The conclusions in this study are as follows:

Surface chloride concentrations in different zones of the marine environment decreased in the following order: tidal zone > splash zone > submerged zone > atmospheric zone. The surface chloride concentration in the submerged zone did not vary with time. The accumulation rate of surface chlorides in the atmospheric zone was the slowest and linearly increased. The surface chloride concentration in splash and tidal zones increased to the maximum C_a with the increase in the number of wet and dry cycles and subsequently remained stable, and the accumulation rate corresponded to the cyclic water absorption amount.
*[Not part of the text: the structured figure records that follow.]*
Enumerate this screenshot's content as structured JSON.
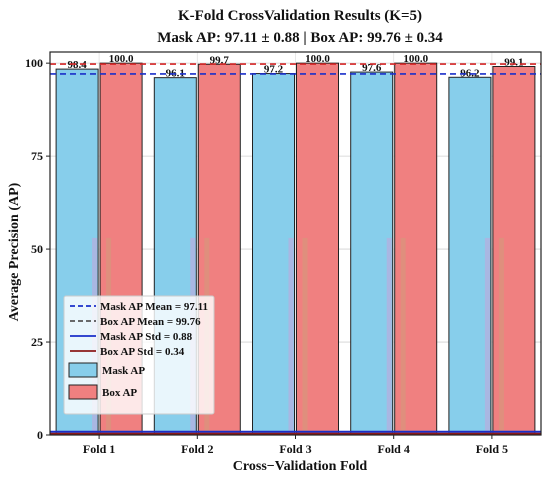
{
  "chart_data": {
    "type": "bar",
    "title": "K-Fold CrossValidation Results (K=5)",
    "subtitle": "Mask AP: 97.11 ± 0.88 | Box AP: 99.76 ± 0.34",
    "xlabel": "Cross−Validation Fold",
    "ylabel": "Average Precision (AP)",
    "ylim": [
      0,
      103
    ],
    "yticks": [
      0,
      25,
      50,
      75,
      100
    ],
    "categories": [
      "Fold 1",
      "Fold 2",
      "Fold 3",
      "Fold 4",
      "Fold 5"
    ],
    "series": [
      {
        "name": "Mask AP",
        "values": [
          98.4,
          96.1,
          97.2,
          97.6,
          96.2
        ],
        "labels": [
          "98.4",
          "96.1",
          "97.2",
          "97.6",
          "96.2"
        ],
        "color": "#87CEEB"
      },
      {
        "name": "Box AP",
        "values": [
          100.0,
          99.7,
          100.0,
          100.0,
          99.1
        ],
        "labels": [
          "100.0",
          "99.7",
          "100.0",
          "100.0",
          "99.1"
        ],
        "color": "#F08080"
      }
    ],
    "reference_lines": [
      {
        "name": "Mask AP Mean = 97.11",
        "value": 97.11,
        "color": "#1a2fc9",
        "style": "dashed"
      },
      {
        "name": "Box AP Mean = 99.76",
        "value": 99.76,
        "color": "#d62728",
        "style": "dashed"
      },
      {
        "name": "Mask AP Std = 0.88",
        "value": 0.88,
        "color": "#1a2fc9",
        "style": "solid"
      },
      {
        "name": "Box AP Std = 0.34",
        "value": 0.34,
        "color": "#8b1a1a",
        "style": "solid"
      }
    ],
    "legend_order": [
      {
        "label": "Mask AP Mean = 97.11",
        "kind": "line",
        "color": "#1a2fc9",
        "style": "dashed"
      },
      {
        "label": "Box AP Mean = 99.76",
        "kind": "line",
        "color": "#555555",
        "style": "dashed"
      },
      {
        "label": "Mask AP Std = 0.88",
        "kind": "line",
        "color": "#1a2fc9",
        "style": "solid"
      },
      {
        "label": "Box AP Std = 0.34",
        "kind": "line",
        "color": "#8b1a1a",
        "style": "solid"
      },
      {
        "label": "Mask AP",
        "kind": "patch",
        "color": "#87CEEB"
      },
      {
        "label": "Box AP",
        "kind": "patch",
        "color": "#F08080"
      }
    ],
    "legend_position": "lower-left",
    "grid": true
  }
}
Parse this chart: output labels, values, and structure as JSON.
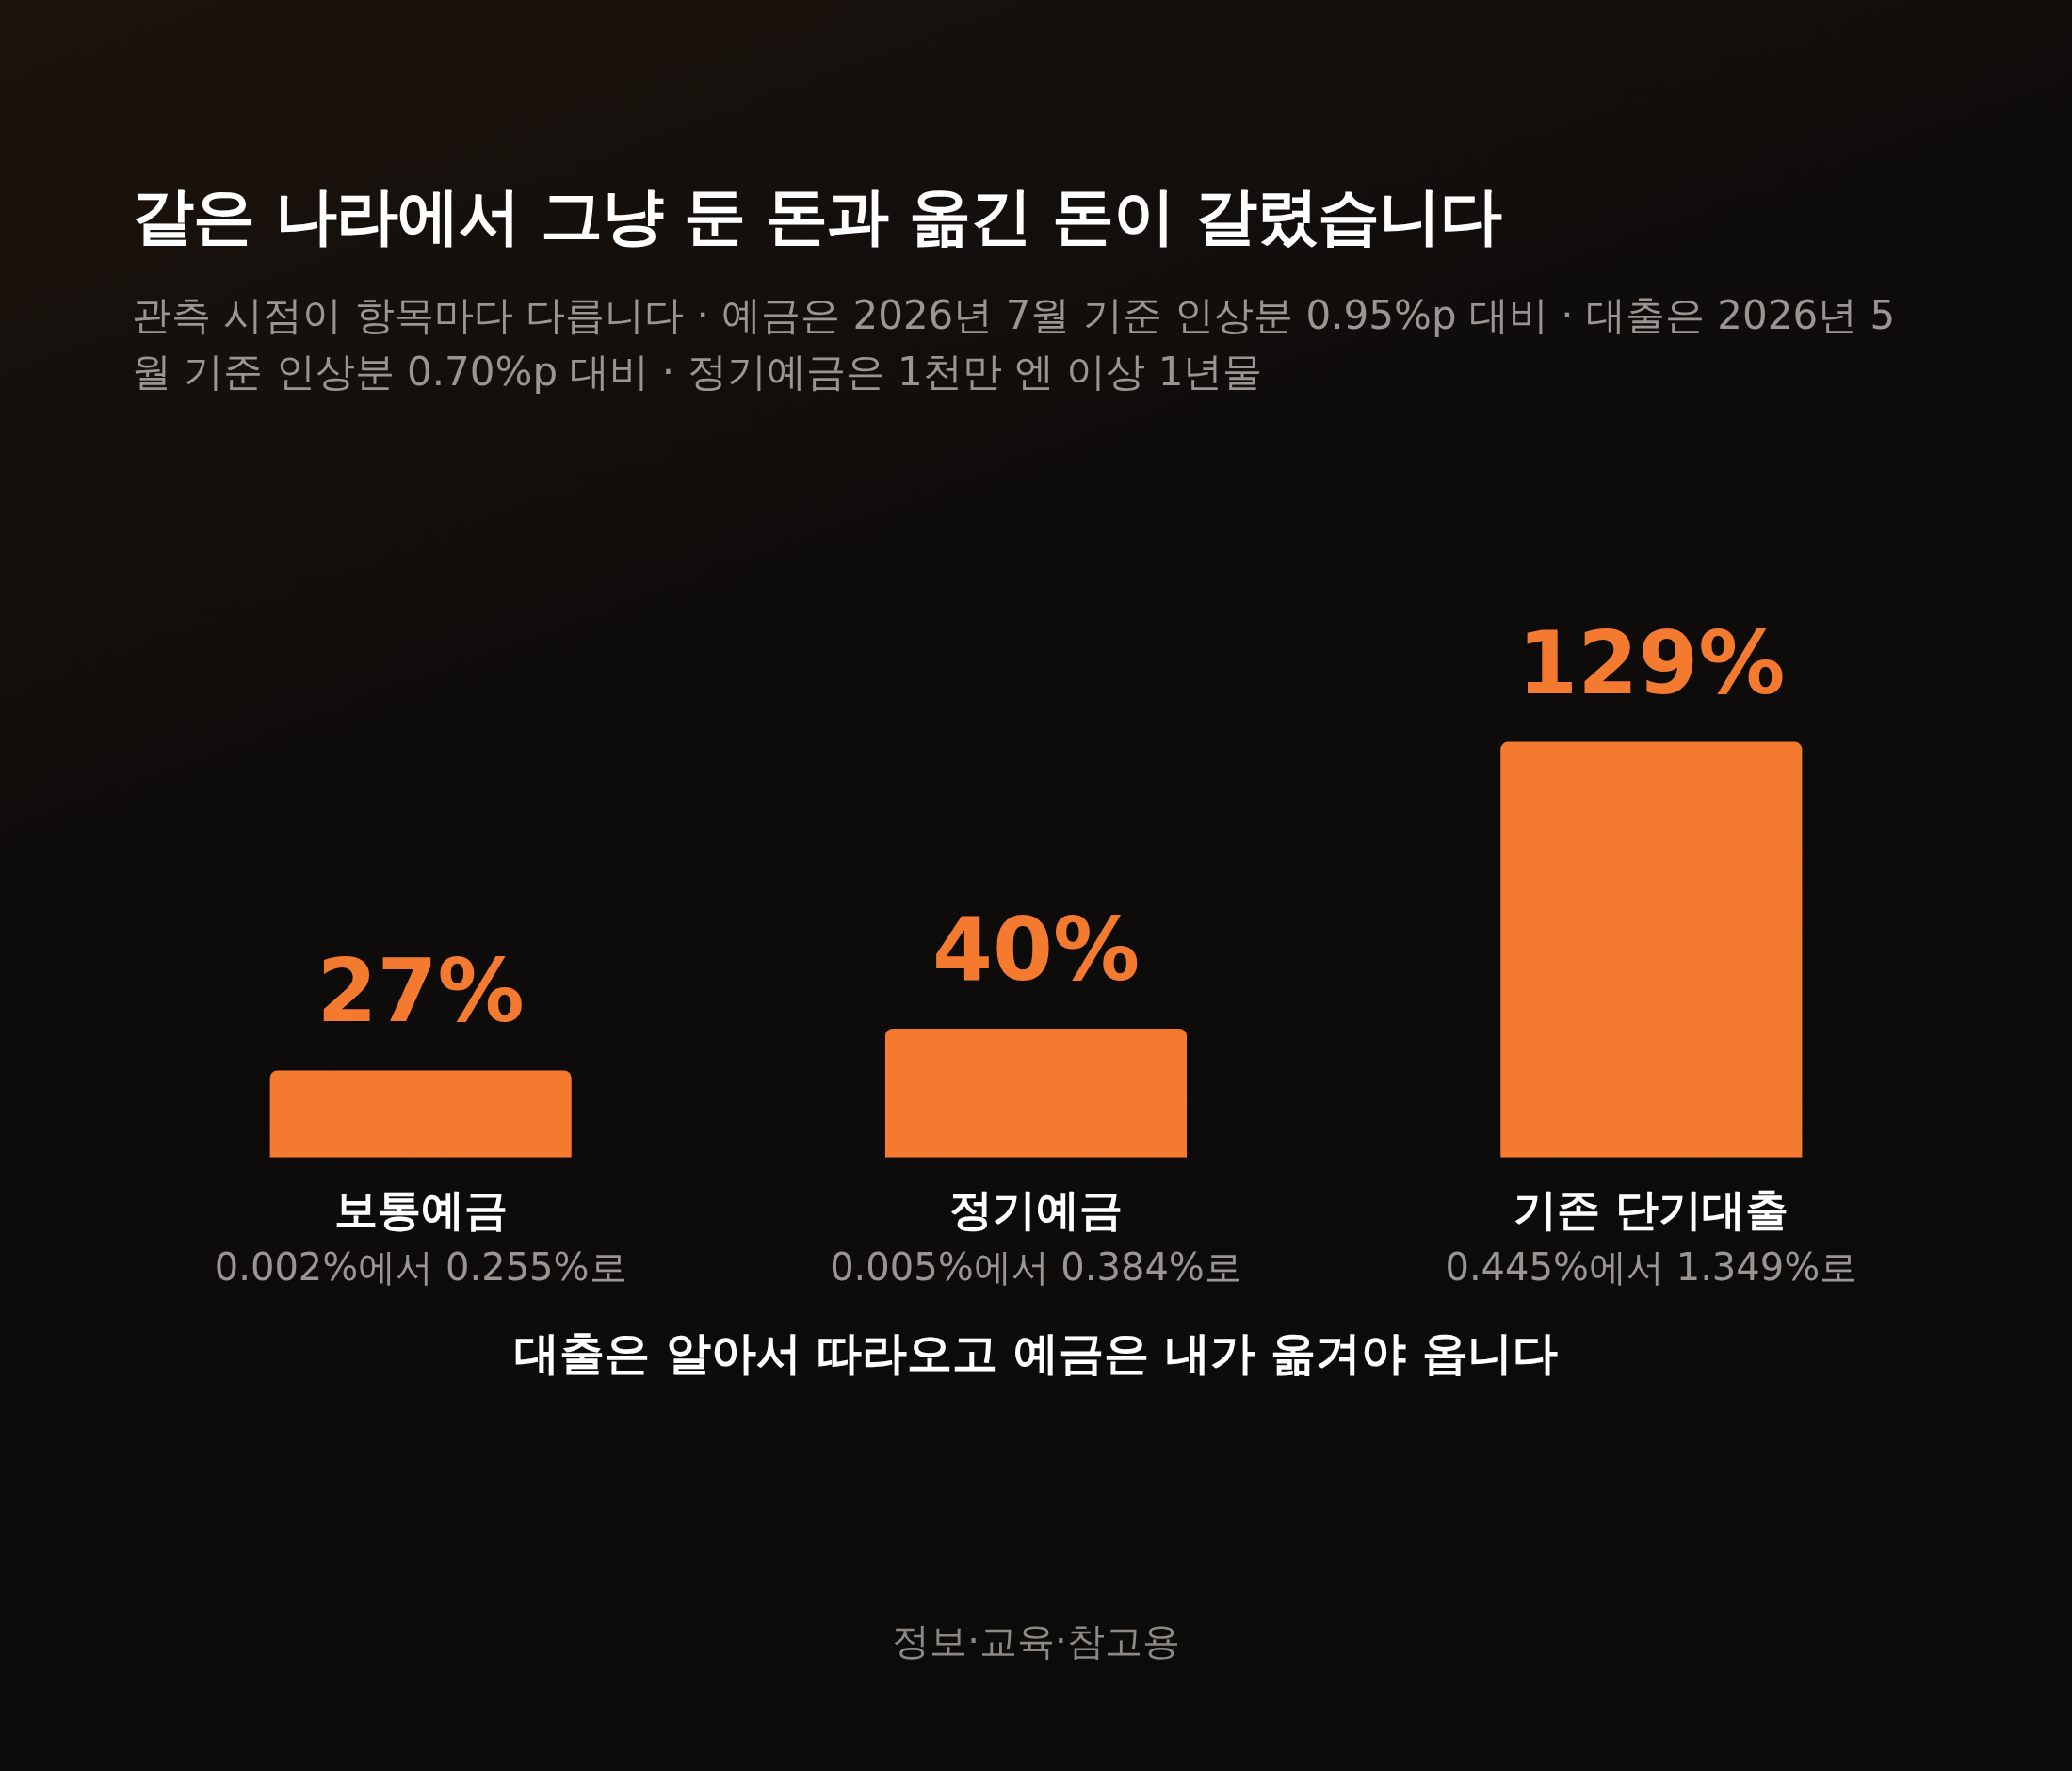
{
  "chart_data": {
    "type": "bar",
    "title": "같은 나라에서 그냥 둔 돈과 옮긴 돈이 갈렸습니다",
    "subtitle": "관측 시점이 항목마다 다릅니다 · 예금은 2026년 7월 기준 인상분 0.95%p 대비 · 대출은 2026년 5월 기준 인상분 0.70%p 대비 · 정기예금은 1천만 엔 이상 1년물",
    "categories": [
      "보통예금",
      "정기예금",
      "기존 단기대출"
    ],
    "values": [
      27,
      40,
      129
    ],
    "value_labels": [
      "27%",
      "40%",
      "129%"
    ],
    "color": "#f47a30",
    "annotations": [
      "0.002%에서 0.255%로",
      "0.005%에서 0.384%로",
      "0.445%에서 1.349%로",
      "대출은 알아서 따라오고 예금은 내가 옮겨야 옵니다",
      "정보·교육·참고용"
    ]
  }
}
The permeation characteristics of chloride ions into concrete in different zones of the marine environment decreased according in the following order: tidal zone > splash zone > submerged zone > atmospheric zone. There was neither a moisture gradient nor water flow in concrete in the submerged and atmospheric zones, and Cl⁻ transported into concrete under the driving force of the concentration gradient. Concrete in the atmospheric zone was unsaturated, so the concentration profile of the chloride ions was much slower than that in the submerged zone. Cl⁻ in the splash and tidal zones penetrated into the interconnecting pores in concrete as bulk liquid by means of non-saturated permeation driven by the humidity gradient in the zone of IDMT under wetting and drying cycles. The variation trend of chloride permeation characteristics along the altitudinal gradient was consistent with that of CWAA. The concentration profile of chloride was the highest in the area where the tidal zone met the splash zone (the peak of the tide zone).

The width of ascent zone of Cl⁻ concentration in tidal and splash zones was far less than the influencing depth of the moisture distribution. The range of the conviction zone was dependent on the influencing depth of moisture distribution which included the back-diffusion zone and inward unsaturated penetration zone.